The report outlines input from more than 40 institutional and private investors with total assets under management exceeding $2 trillion, as well as feedback from project developers and construction companies, global banking institutions, insurance and reinsurance companies, international financial institutions and professional services firms.
Specifically, the report identifies four key areas of action – addressed to international financial institutions and the broader infrastructure investment market – to allow for a significant scale-up of risk mitigation instruments: International financial institutions should review their existing instruments with the goal of arriving at a limited number of common, standardized products that are available globally through the relevant local/regional partner; The creation of a tradable infrastructure debt asset class is recommended by increasing standardization in the underlying debt instruments and related disclosure requirements; A harmonized dispute resolution mechanism should be established; A global/regional risk mitigation facility is needed.

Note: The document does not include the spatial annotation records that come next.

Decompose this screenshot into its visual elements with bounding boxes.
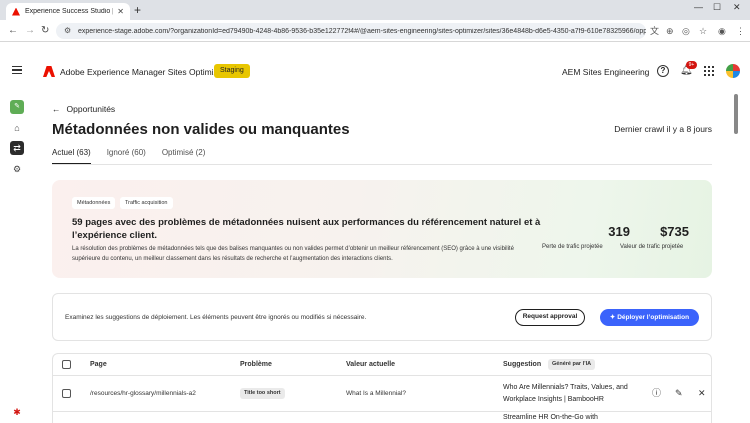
- edit-pencil-icon[interactable]: ✎: [675, 387, 683, 399]
- summary-title: 59 pages avec des problèmes de métadonné…: [72, 217, 541, 241]
- issue-badge: Title too short: [240, 388, 285, 399]
- back-arrow-icon[interactable]: ←: [8, 24, 18, 38]
- row-suggestion: Streamline HR On-the-Go with: [503, 414, 598, 421]
- home-icon[interactable]: ⌂: [10, 121, 24, 135]
- tabs-divider: [52, 164, 712, 165]
- eye-off-icon[interactable]: ◎: [682, 25, 690, 37]
- page-title: Métadonnées non valides ou manquantes: [52, 121, 350, 138]
- profile-icon[interactable]: ◉: [718, 25, 726, 37]
- page-scrollbar[interactable]: [734, 94, 738, 134]
- opportunities-icon[interactable]: ⇄: [10, 141, 24, 155]
- last-crawl-text: Dernier crawl il y a 8 jours: [614, 124, 712, 134]
- app-title: Adobe Experience Manager Sites Optimizer: [60, 67, 226, 77]
- deploy-button-label: Déployer l’optimisation: [617, 314, 690, 321]
- org-switcher[interactable]: AEM Sites Engineering: [562, 67, 649, 77]
- dismiss-close-icon[interactable]: ✕: [698, 387, 706, 399]
- bookmark-star-icon[interactable]: ☆: [699, 25, 707, 37]
- table-header: Page Problème Valeur actuelle Suggestion…: [53, 354, 711, 376]
- browser-menu-icon[interactable]: ⋮: [736, 25, 745, 37]
- summary-description: La résolution des problèmes de métadonné…: [72, 246, 514, 262]
- column-issue[interactable]: Problème: [240, 361, 272, 368]
- column-suggestion[interactable]: Suggestion: [503, 361, 541, 368]
- column-page[interactable]: Page: [90, 361, 107, 368]
- adobe-favicon-icon: [12, 7, 20, 16]
- app-window: Adobe Experience Manager Sites Optimizer…: [0, 42, 750, 423]
- site-info-icon[interactable]: ⚙: [64, 27, 72, 35]
- suggestions-table: Page Problème Valeur actuelle Suggestion…: [52, 353, 712, 423]
- deploy-instructions: Examinez les suggestions de déploiement.…: [65, 314, 367, 321]
- tab-optimized[interactable]: Optimisé (2): [162, 148, 206, 165]
- row-suggestion: Who Are Millennials? Traits, Values, and…: [503, 384, 628, 403]
- tag-metadata: Métadonnées: [72, 197, 116, 209]
- sites-optimizer-icon[interactable]: ✎: [10, 100, 24, 114]
- back-arrow-icon: ←: [52, 104, 61, 114]
- app-grid-icon[interactable]: [704, 66, 714, 76]
- new-tab-button[interactable]: +: [134, 3, 141, 17]
- row-page-url[interactable]: /resources/hr-glossary/millennials-a2: [90, 390, 196, 397]
- minimize-icon[interactable]: —: [694, 2, 703, 12]
- ai-generated-badge: Généré par l’IA: [548, 359, 596, 370]
- browser-tab-bar: Experience Success Studio | Ado ✕ + — ☐ …: [0, 0, 750, 20]
- tab-current[interactable]: Actuel (63): [52, 148, 91, 165]
- column-current-value[interactable]: Valeur actuelle: [346, 361, 395, 368]
- row-current-value: What Is a Millennial?: [346, 390, 406, 397]
- close-tab-icon[interactable]: ✕: [117, 7, 124, 16]
- main-content: ← Opportunités Métadonnées non valides o…: [34, 84, 734, 423]
- traffic-loss-label: Perte de trafic projetée: [542, 244, 603, 250]
- tab-title: Experience Success Studio | Ado: [25, 8, 114, 15]
- tab-ignored[interactable]: Ignoré (60): [107, 148, 146, 165]
- table-row: /resources/hr-glossary/millennials-a2 Ti…: [53, 376, 711, 412]
- info-icon[interactable]: ⓘ: [652, 387, 661, 399]
- traffic-loss-value: 319: [608, 224, 630, 239]
- url-text: experience-stage.adobe.com/?organization…: [77, 27, 646, 35]
- request-approval-button[interactable]: Request approval: [515, 309, 585, 326]
- user-avatar[interactable]: [726, 64, 740, 78]
- back-to-opportunities[interactable]: ← Opportunités: [52, 104, 115, 114]
- app-header: Adobe Experience Manager Sites Optimizer…: [0, 42, 750, 84]
- left-rail: ✎ ⌂ ⇄ ⚙ ✱: [0, 84, 34, 423]
- back-label: Opportunités: [66, 104, 116, 114]
- settings-gear-icon[interactable]: ⚙: [10, 162, 24, 176]
- browser-toolbar: ← → ↻ ⚙ experience-stage.adobe.com/?orga…: [0, 20, 750, 42]
- row-checkbox[interactable]: [62, 389, 71, 398]
- traffic-value-value: $735: [660, 224, 689, 239]
- address-bar[interactable]: ⚙ experience-stage.adobe.com/?organizati…: [56, 23, 646, 39]
- adobe-logo-icon: [43, 66, 55, 77]
- opportunity-summary-card: Métadonnées Traffic acquisition 59 pages…: [52, 180, 712, 278]
- table-row: Streamline HR On-the-Go with: [53, 412, 711, 423]
- reload-icon[interactable]: ↻: [41, 24, 49, 38]
- hamburger-menu-icon[interactable]: [12, 66, 22, 74]
- browser-tab[interactable]: Experience Success Studio | Ado ✕: [6, 3, 130, 20]
- status-tabs: Actuel (63) Ignoré (60) Optimisé (2): [52, 148, 205, 165]
- forward-arrow-icon[interactable]: →: [25, 24, 35, 38]
- close-window-icon[interactable]: ✕: [733, 2, 741, 13]
- translate-icon[interactable]: 文: [650, 25, 659, 37]
- traffic-value-label: Valeur de trafic projetée: [620, 244, 684, 250]
- maximize-icon[interactable]: ☐: [713, 2, 721, 13]
- deploy-panel: Examinez les suggestions de déploiement.…: [52, 293, 712, 341]
- notification-badge: 9+: [686, 61, 697, 69]
- feedback-icon[interactable]: ✱: [10, 405, 24, 419]
- deploy-optimization-button[interactable]: ✦ Déployer l’optimisation: [600, 309, 699, 326]
- staging-badge: Staging: [214, 64, 250, 78]
- zoom-icon[interactable]: ⊕: [666, 25, 674, 37]
- select-all-checkbox[interactable]: [62, 360, 71, 369]
- help-icon[interactable]: ?: [657, 65, 669, 77]
- tag-traffic-acquisition: Traffic acquisition: [120, 197, 173, 209]
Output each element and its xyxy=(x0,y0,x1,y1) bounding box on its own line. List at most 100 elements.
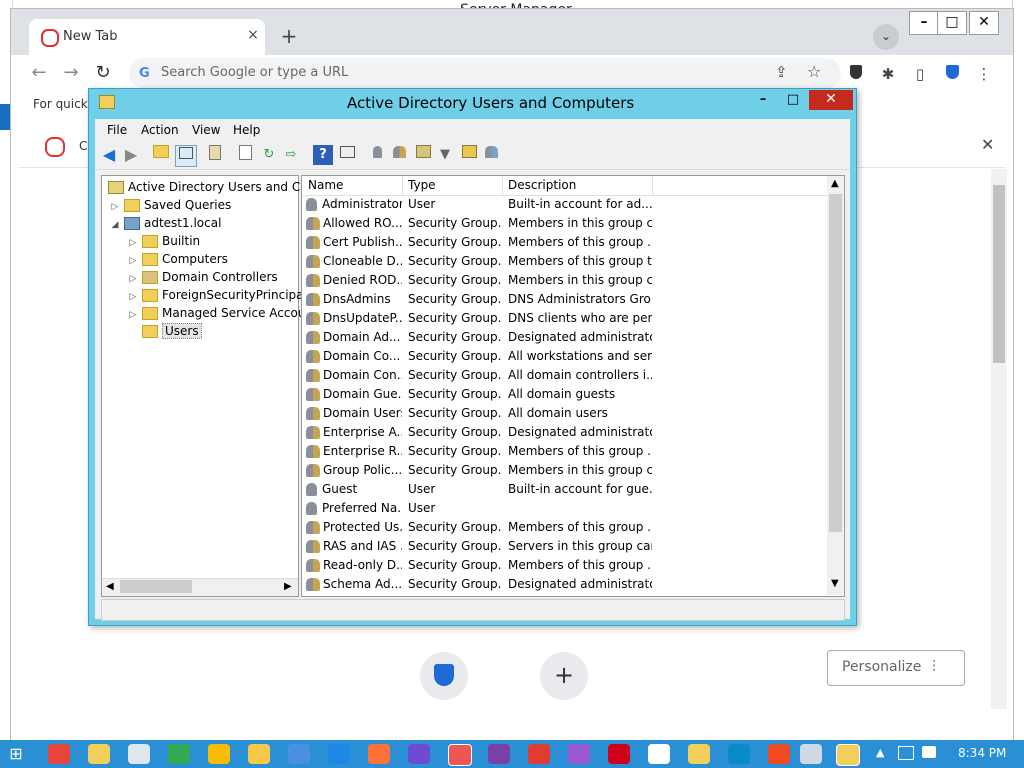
table-row[interactable]: Administrator User Built-in account for ad… xyxy=(302,195,827,214)
address-bar[interactable]: G Search Google or type a URL ⇪ ☆ xyxy=(129,58,841,88)
brave-shield-icon[interactable] xyxy=(845,63,867,85)
chrome-menu-icon[interactable]: ⋮ xyxy=(973,63,995,85)
tree-item-domain-controllers[interactable]: ▷ Domain Controllers xyxy=(128,268,278,286)
tree-item-domain[interactable]: ◢ adtest1.local xyxy=(110,214,221,232)
tray-overflow-icon[interactable]: ▲ xyxy=(876,746,884,759)
brave-beta-icon[interactable] xyxy=(488,744,510,764)
find-icon[interactable] xyxy=(459,145,479,165)
collapse-icon[interactable]: ◢ xyxy=(110,216,120,234)
opera-gx-icon[interactable] xyxy=(568,744,590,764)
action-pane-icon[interactable] xyxy=(337,145,357,165)
column-name[interactable]: Name xyxy=(308,178,343,192)
table-row[interactable]: Preferred Na... User xyxy=(302,499,827,518)
chrome-green-icon[interactable] xyxy=(168,744,190,764)
table-row[interactable]: Domain Co... Security Group... All worksta… xyxy=(302,347,827,366)
tree-item-builtin[interactable]: ▷ Builtin xyxy=(128,232,200,250)
refresh-icon[interactable]: ↻ xyxy=(259,145,279,165)
chrome-taskbar-icon[interactable] xyxy=(48,744,70,764)
aduc-maximize-button[interactable]: □ xyxy=(779,91,807,111)
back-arrow-icon[interactable]: ◀ xyxy=(99,145,119,165)
column-divider[interactable] xyxy=(402,176,403,195)
scroll-left-icon[interactable]: ◀ xyxy=(106,581,114,592)
edge-icon[interactable] xyxy=(728,744,750,764)
security-extension-icon[interactable] xyxy=(941,63,963,85)
browser-icon[interactable] xyxy=(248,744,270,764)
help-icon[interactable]: ? xyxy=(313,145,333,165)
list-scroll-thumb[interactable] xyxy=(829,194,842,532)
side-panel-icon[interactable]: ▯ xyxy=(909,63,931,85)
tree-item-computers[interactable]: ▷ Computers xyxy=(128,250,228,268)
tab-search-button[interactable]: ⌄ xyxy=(873,24,899,50)
firefox-nightly-icon[interactable] xyxy=(328,744,350,764)
table-row[interactable]: Enterprise R... Security Group... Members … xyxy=(302,442,827,461)
folder-taskbar-icon[interactable] xyxy=(688,744,710,764)
table-row[interactable]: Domain Ad... Security Group... Designated … xyxy=(302,328,827,347)
menu-file[interactable]: File xyxy=(107,123,127,137)
clipboard-icon[interactable] xyxy=(205,145,225,165)
scroll-down-icon[interactable]: ▼ xyxy=(831,578,839,589)
share-icon[interactable]: ⇪ xyxy=(775,63,788,81)
firefox-icon[interactable] xyxy=(368,744,390,764)
column-type[interactable]: Type xyxy=(408,178,436,192)
table-row[interactable]: Denied ROD... Security Group... Members in… xyxy=(302,271,827,290)
banner-close-icon[interactable]: ✕ xyxy=(981,135,994,154)
tree-item-saved-queries[interactable]: ▷ Saved Queries xyxy=(110,196,231,214)
table-row[interactable]: Read-only D... Security Group... Members o… xyxy=(302,556,827,575)
volume-muted-icon[interactable] xyxy=(922,746,936,758)
tree-scroll-thumb[interactable] xyxy=(120,580,192,593)
notepad-icon[interactable] xyxy=(128,744,150,764)
up-folder-icon[interactable] xyxy=(151,145,171,165)
table-row[interactable]: Domain Users Security Group... All domain … xyxy=(302,404,827,423)
aduc-taskbar-icon[interactable] xyxy=(836,744,860,766)
table-row[interactable]: RAS and IAS ... Security Group... Servers … xyxy=(302,537,827,556)
table-row[interactable]: Group Polic... Security Group... Members i… xyxy=(302,461,827,480)
create-user-icon[interactable] xyxy=(367,145,387,165)
add-to-group-icon[interactable] xyxy=(481,145,501,165)
tab-new-tab[interactable]: New Tab × xyxy=(29,19,265,55)
table-row[interactable]: Protected Us... Security Group... Members … xyxy=(302,518,827,537)
table-row[interactable]: Cert Publish... Security Group... Members … xyxy=(302,233,827,252)
table-row[interactable]: Schema Ad... Security Group... Designated … xyxy=(302,575,827,594)
network-icon[interactable] xyxy=(898,746,914,760)
scroll-right-icon[interactable]: ▶ xyxy=(284,581,292,592)
personalize-button[interactable]: Personalize ⫶ xyxy=(827,650,965,686)
tor-browser-icon[interactable] xyxy=(408,744,430,764)
forward-button[interactable]: → xyxy=(59,61,83,85)
create-ou-icon[interactable] xyxy=(413,145,433,165)
tree-horizontal-scrollbar[interactable]: ◀ ▶ xyxy=(102,578,298,596)
add-shortcut-button[interactable]: + xyxy=(540,652,588,700)
yandex-icon[interactable] xyxy=(648,744,670,764)
back-button[interactable]: ← xyxy=(27,61,51,85)
filter-icon[interactable]: ▼ xyxy=(435,145,455,165)
server-manager-taskbar-icon[interactable] xyxy=(800,744,822,764)
table-row[interactable]: DnsAdmins Security Group... DNS Administra… xyxy=(302,290,827,309)
page-scroll-thumb[interactable] xyxy=(993,185,1005,363)
menu-action[interactable]: Action xyxy=(141,123,179,137)
maximize-button[interactable]: □ xyxy=(937,11,967,35)
tree-item-users[interactable]: Users xyxy=(128,322,202,340)
minimize-button[interactable]: – xyxy=(909,11,939,35)
chrome-yellow-icon[interactable] xyxy=(208,744,230,764)
table-row[interactable]: Domain Gue... Security Group... All domain… xyxy=(302,385,827,404)
menu-help[interactable]: Help xyxy=(233,123,260,137)
aduc-minimize-button[interactable]: – xyxy=(749,91,777,111)
forward-arrow-icon[interactable]: ▶ xyxy=(121,145,141,165)
tab-close-icon[interactable]: × xyxy=(243,27,263,43)
export-list-icon[interactable]: ⇨ xyxy=(281,145,301,165)
file-explorer-icon[interactable] xyxy=(88,744,110,764)
column-divider[interactable] xyxy=(502,176,503,195)
table-row[interactable]: Enterprise A... Security Group... Designat… xyxy=(302,423,827,442)
brave-icon[interactable] xyxy=(768,744,790,764)
tree-item-managed-service-accounts[interactable]: ▷ Managed Service Accoun xyxy=(128,304,313,322)
reload-button[interactable]: ↻ xyxy=(91,61,115,85)
tree-root[interactable]: Active Directory Users and Com xyxy=(104,178,319,196)
tree-item-foreign-security-principals[interactable]: ▷ ForeignSecurityPrincipals xyxy=(128,286,313,304)
firefox-dev-icon[interactable] xyxy=(288,744,310,764)
active-app-icon[interactable] xyxy=(448,744,472,766)
taskbar-clock[interactable]: 8:34 PM xyxy=(958,746,1006,760)
bookmark-star-icon[interactable]: ☆ xyxy=(807,62,821,81)
table-row[interactable]: Domain Con... Security Group... All domain… xyxy=(302,366,827,385)
properties-icon[interactable] xyxy=(235,145,255,165)
windows-start-icon[interactable]: ⊞ xyxy=(6,744,26,764)
table-row[interactable]: Cloneable D... Security Group... Members o… xyxy=(302,252,827,271)
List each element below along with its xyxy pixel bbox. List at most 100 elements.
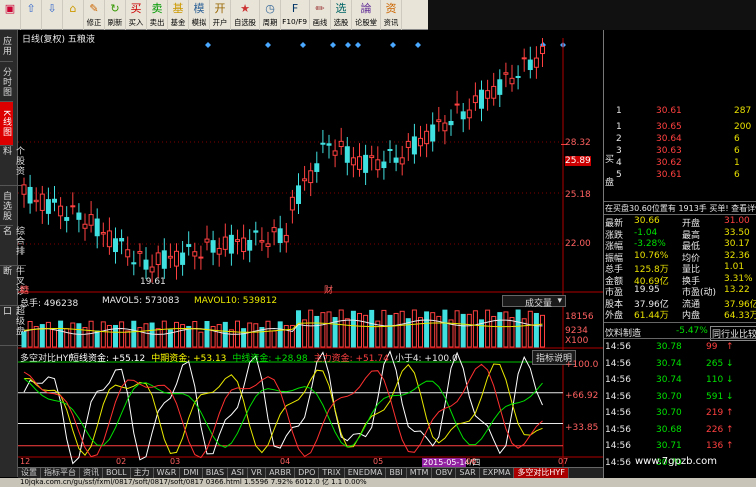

“Given their importance to global infrastructure investment and the mitigation of several risks for investors, international financial institutions could move towards processes that allow a sizeable scale-up of risk mitigation instruments that the market wants to use,” said Thomas Maier, Managing Director for Infrastructure at the European Bank for Reconstruction and Development.
Guido Fürer, Swiss Re’s Group Chief Investment Officer and contributor to the report, added, “To address the infrastructure gap of the developing world by channelling institutional investors’ capital, it is necessary to move towards more standardized financial market instruments. Establishing a tradable infrastructure asset class would provide a major risk mitigation strategy for long-term investors.”